Prepares data for Bayesian penalized B-spline
data_prep.Rd
Forces a standardized format for inputting bomb radidocarbon data into a list object for estimating with 'cmdstanr'
Arguments
- df_ref
a data.frame with two named columns for the reference series data; 1) BY - vector of known formation (birth) years of the reference series; 2) C14 - vector of ∆14C values of the reference series
- df_unk
a data.frame with two named columns for samples with unknown true birth year; 1) BY - vector of estimated formation (birth) years; 2) C14 - vector of ∆14C values of the samples
- model
character of 'exponential','linear','bspline'; defaults to bspline
- ll_wt
weighting value of the reference series relative to the sample values for the integrated method, default is 5 (tested to be sufficient unless there is many samples).
- pred.by
a vector of formation years or a named list object for predicting the reference series ∆14C at. The named list needs: min.by = start year of prediction sequence, max.by = end year of prediction sequence, inc.by = year increment of the prediction sequence.
- adj_prior
a vector of two values specifying a mean and sd of a normal distribution for the bias adjustment prior; only used with df_unk is provided otherwise ignored. Default is NULL which attempts to specify a weakly informative normal prior.
- bspline.control
a named list of B-spline control parameters (see Details)
Value
A named list object containing:
flag character string indicating model type
data a named list object that matches the DATA section in the STAN model
Details
The weakly informative prior of adj_prior is set with a mean of zero and a standard deviation equal to the difference in range of test sample birth years divided by 4.

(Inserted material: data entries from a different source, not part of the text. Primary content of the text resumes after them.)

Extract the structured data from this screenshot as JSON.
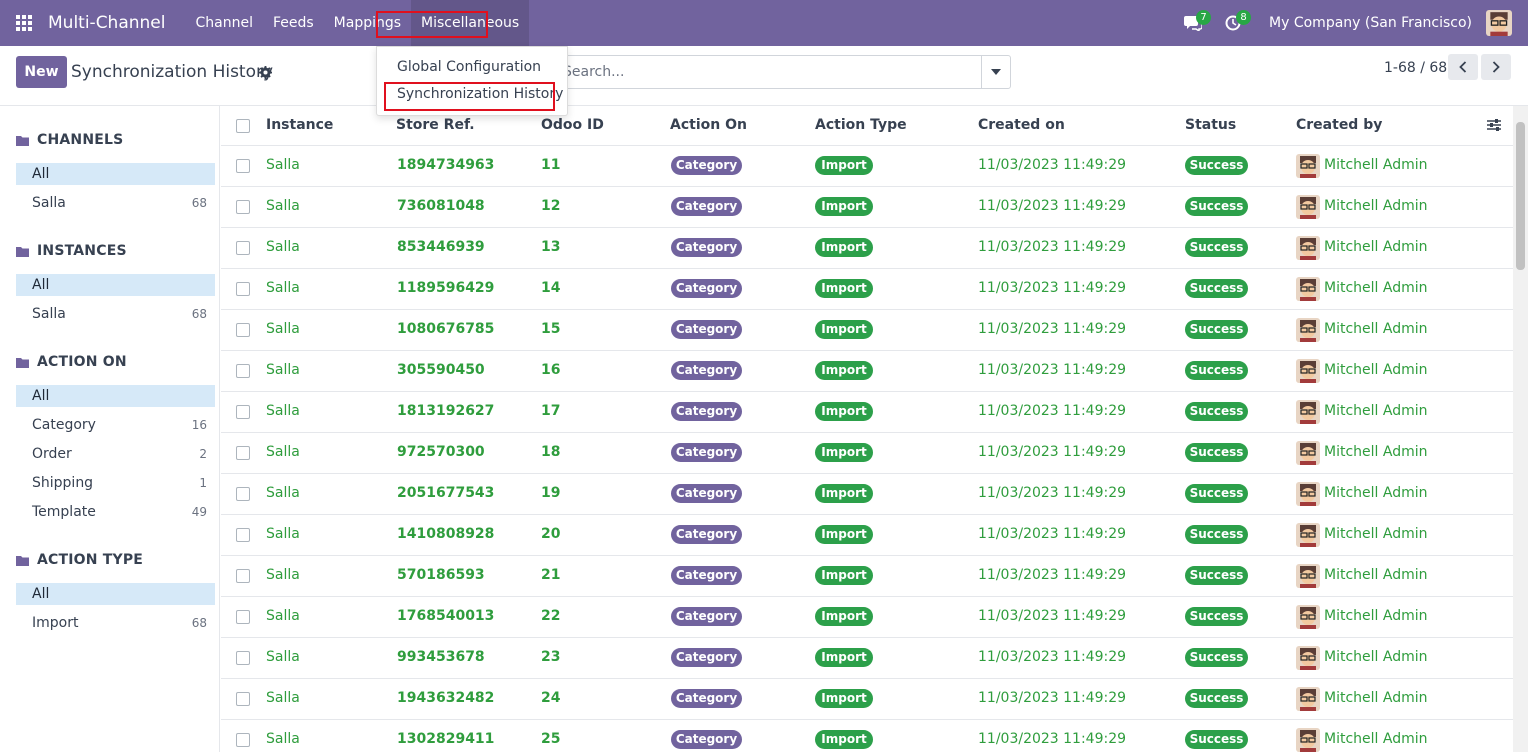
{
  "app": {
    "name": "Multi-Channel"
  },
  "nav": [
    {
      "label": "Channel"
    },
    {
      "label": "Feeds"
    },
    {
      "label": "Mappings"
    },
    {
      "label": "Miscellaneous"
    }
  ],
  "systray": {
    "messages_count": "7",
    "activities_count": "8",
    "company": "My Company (San Francisco)"
  },
  "control": {
    "new_label": "New",
    "title": "Synchronization History",
    "search_placeholder": "Search...",
    "pager": "1-68 / 68"
  },
  "dropdown": {
    "items": [
      {
        "label": "Global Configuration"
      },
      {
        "label": "Synchronization History"
      }
    ]
  },
  "sidebar": {
    "sections": [
      {
        "title": "CHANNELS",
        "items": [
          {
            "label": "All",
            "count": ""
          },
          {
            "label": "Salla",
            "count": "68"
          }
        ]
      },
      {
        "title": "INSTANCES",
        "items": [
          {
            "label": "All",
            "count": ""
          },
          {
            "label": "Salla",
            "count": "68"
          }
        ]
      },
      {
        "title": "ACTION ON",
        "items": [
          {
            "label": "All",
            "count": ""
          },
          {
            "label": "Category",
            "count": "16"
          },
          {
            "label": "Order",
            "count": "2"
          },
          {
            "label": "Shipping",
            "count": "1"
          },
          {
            "label": "Template",
            "count": "49"
          }
        ]
      },
      {
        "title": "ACTION TYPE",
        "items": [
          {
            "label": "All",
            "count": ""
          },
          {
            "label": "Import",
            "count": "68"
          }
        ]
      }
    ]
  },
  "table": {
    "columns": [
      "Instance",
      "Store Ref.",
      "Odoo ID",
      "Action On",
      "Action Type",
      "Created on",
      "Status",
      "Created by"
    ],
    "rows": [
      {
        "instance": "Salla",
        "store_ref": "1894734963",
        "odoo_id": "11",
        "action_on": "Category",
        "action_type": "Import",
        "created_on": "11/03/2023 11:49:29",
        "status": "Success",
        "created_by": "Mitchell Admin"
      },
      {
        "instance": "Salla",
        "store_ref": "736081048",
        "odoo_id": "12",
        "action_on": "Category",
        "action_type": "Import",
        "created_on": "11/03/2023 11:49:29",
        "status": "Success",
        "created_by": "Mitchell Admin"
      },
      {
        "instance": "Salla",
        "store_ref": "853446939",
        "odoo_id": "13",
        "action_on": "Category",
        "action_type": "Import",
        "created_on": "11/03/2023 11:49:29",
        "status": "Success",
        "created_by": "Mitchell Admin"
      },
      {
        "instance": "Salla",
        "store_ref": "1189596429",
        "odoo_id": "14",
        "action_on": "Category",
        "action_type": "Import",
        "created_on": "11/03/2023 11:49:29",
        "status": "Success",
        "created_by": "Mitchell Admin"
      },
      {
        "instance": "Salla",
        "store_ref": "1080676785",
        "odoo_id": "15",
        "action_on": "Category",
        "action_type": "Import",
        "created_on": "11/03/2023 11:49:29",
        "status": "Success",
        "created_by": "Mitchell Admin"
      },
      {
        "instance": "Salla",
        "store_ref": "305590450",
        "odoo_id": "16",
        "action_on": "Category",
        "action_type": "Import",
        "created_on": "11/03/2023 11:49:29",
        "status": "Success",
        "created_by": "Mitchell Admin"
      },
      {
        "instance": "Salla",
        "store_ref": "1813192627",
        "odoo_id": "17",
        "action_on": "Category",
        "action_type": "Import",
        "created_on": "11/03/2023 11:49:29",
        "status": "Success",
        "created_by": "Mitchell Admin"
      },
      {
        "instance": "Salla",
        "store_ref": "972570300",
        "odoo_id": "18",
        "action_on": "Category",
        "action_type": "Import",
        "created_on": "11/03/2023 11:49:29",
        "status": "Success",
        "created_by": "Mitchell Admin"
      },
      {
        "instance": "Salla",
        "store_ref": "2051677543",
        "odoo_id": "19",
        "action_on": "Category",
        "action_type": "Import",
        "created_on": "11/03/2023 11:49:29",
        "status": "Success",
        "created_by": "Mitchell Admin"
      },
      {
        "instance": "Salla",
        "store_ref": "1410808928",
        "odoo_id": "20",
        "action_on": "Category",
        "action_type": "Import",
        "created_on": "11/03/2023 11:49:29",
        "status": "Success",
        "created_by": "Mitchell Admin"
      },
      {
        "instance": "Salla",
        "store_ref": "570186593",
        "odoo_id": "21",
        "action_on": "Category",
        "action_type": "Import",
        "created_on": "11/03/2023 11:49:29",
        "status": "Success",
        "created_by": "Mitchell Admin"
      },
      {
        "instance": "Salla",
        "store_ref": "1768540013",
        "odoo_id": "22",
        "action_on": "Category",
        "action_type": "Import",
        "created_on": "11/03/2023 11:49:29",
        "status": "Success",
        "created_by": "Mitchell Admin"
      },
      {
        "instance": "Salla",
        "store_ref": "993453678",
        "odoo_id": "23",
        "action_on": "Category",
        "action_type": "Import",
        "created_on": "11/03/2023 11:49:29",
        "status": "Success",
        "created_by": "Mitchell Admin"
      },
      {
        "instance": "Salla",
        "store_ref": "1943632482",
        "odoo_id": "24",
        "action_on": "Category",
        "action_type": "Import",
        "created_on": "11/03/2023 11:49:29",
        "status": "Success",
        "created_by": "Mitchell Admin"
      },
      {
        "instance": "Salla",
        "store_ref": "1302829411",
        "odoo_id": "25",
        "action_on": "Category",
        "action_type": "Import",
        "created_on": "11/03/2023 11:49:29",
        "status": "Success",
        "created_by": "Mitchell Admin"
      }
    ]
  },
  "colors": {
    "brand": "#71639e",
    "success": "#2ca04a",
    "link_green": "#2f9d3d",
    "highlight": "#e0101e"
  }
}
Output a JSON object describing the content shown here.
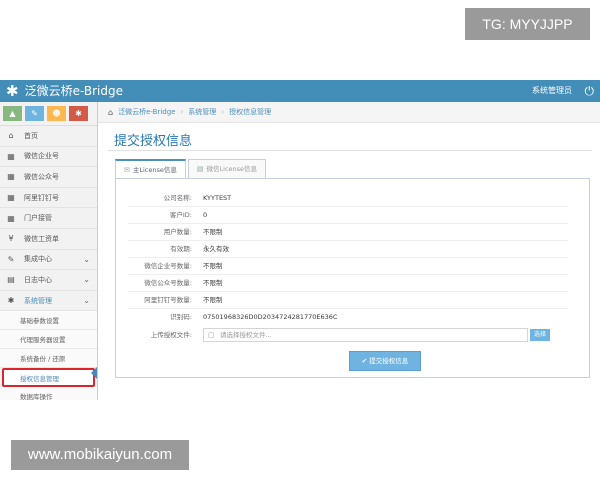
{
  "watermarks": {
    "top": "TG: MYYJJPP",
    "bottom": "www.mobikaiyun.com"
  },
  "topbar": {
    "app_title": "泛微云桥e-Bridge",
    "user": "系统管理员"
  },
  "shortcuts": [
    {
      "icon": "signal-icon",
      "glyph": "▲"
    },
    {
      "icon": "pencil-icon",
      "glyph": "✎"
    },
    {
      "icon": "group-icon",
      "glyph": "☻"
    },
    {
      "icon": "cog-icon",
      "glyph": "✱"
    }
  ],
  "sidebar": {
    "items": [
      {
        "label": "首页",
        "icon": "home-icon",
        "glyph": "⌂"
      },
      {
        "label": "微信企业号",
        "icon": "grid-icon",
        "glyph": "▦"
      },
      {
        "label": "微信公众号",
        "icon": "grid-icon",
        "glyph": "▦"
      },
      {
        "label": "阿里钉钉号",
        "icon": "grid-icon",
        "glyph": "▦"
      },
      {
        "label": "门户接管",
        "icon": "grid-icon",
        "glyph": "▦"
      },
      {
        "label": "微信工资单",
        "icon": "yen-icon",
        "glyph": "¥"
      },
      {
        "label": "集成中心",
        "icon": "link-icon",
        "glyph": "✎",
        "chevron": "⌄"
      },
      {
        "label": "日志中心",
        "icon": "calendar-icon",
        "glyph": "▤",
        "chevron": "⌄"
      },
      {
        "label": "系统管理",
        "icon": "cog-icon",
        "glyph": "✱",
        "chevron": "⌄"
      }
    ],
    "subitems": [
      {
        "label": "基础参数设置"
      },
      {
        "label": "代理服务器设置"
      },
      {
        "label": "系统备份 / 还原"
      },
      {
        "label": "授权信息管理"
      },
      {
        "label": "数据库操作"
      }
    ]
  },
  "breadcrumb": [
    "泛微云桥e-Bridge",
    "系统管理",
    "授权信息管理"
  ],
  "page": {
    "title": "提交授权信息"
  },
  "tabs": [
    {
      "label": "主License信息",
      "active": true
    },
    {
      "label": "微信License信息",
      "active": false
    }
  ],
  "fields": [
    {
      "label": "公司名称:",
      "value": "KYYTEST"
    },
    {
      "label": "客户ID:",
      "value": "0"
    },
    {
      "label": "用户数量:",
      "value": "不限制"
    },
    {
      "label": "有效期:",
      "value": "永久有效"
    },
    {
      "label": "微信企业号数量:",
      "value": "不限制"
    },
    {
      "label": "微信公众号数量:",
      "value": "不限制"
    },
    {
      "label": "阿里钉钉号数量:",
      "value": "不限制"
    },
    {
      "label": "识别码:",
      "value": "07501968326D0D2034724281770E636C"
    }
  ],
  "upload": {
    "label": "上传授权文件:",
    "placeholder": "请选择授权文件...",
    "browse": "选择"
  },
  "submit_label": "✔ 提交授权信息"
}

knot.min minimum number of knots, default is 10.
knot.adj divisor of the number of observations to set the number of knots, set a default of 4 with number of knots = nrow(df_ref)/knot.adj. Increasing this value decreases the number of knots (more smoothing in the spline).
fixed.knot (optional) set number of knots that overrides number of knots = nrow(df_ref)/knot.adj. Must be a integer followed by L to be considered.
spline.degree degree of polynomial spline, set at a default of 3. Must be 0 or greater.
pad.spline amount of years to pad spline knot locations, default is 0.01
Examples
#default BY_pred, reference only
df <- data_prep(sim_ref)
#> [1] "B-spline model indicated, adding additional data values for spline control"
#> No values provided in df_unk, skipping validation and estimating reference series only
#default BY_pred, integrated model
df <- data_prep(sim_ref, sim_unk)
#> [1] "B-spline model indicated, adding additional data values for spline control"
#custom BY_pred
df <- data_prep(sim_ref, sim_unk, pred.by = c(1956, 1959, 1988, 1991))
#> [1] "B-spline model indicated, adding additional data values for spline control"
#custom BY_pred with sequence function
df <- data_prep(sim_ref, sim_unk, pred.by = list(min.by=1900, max.by=2020, inc.by=0.5))
#> [1] "B-spline model indicated, adding additional data values for spline control"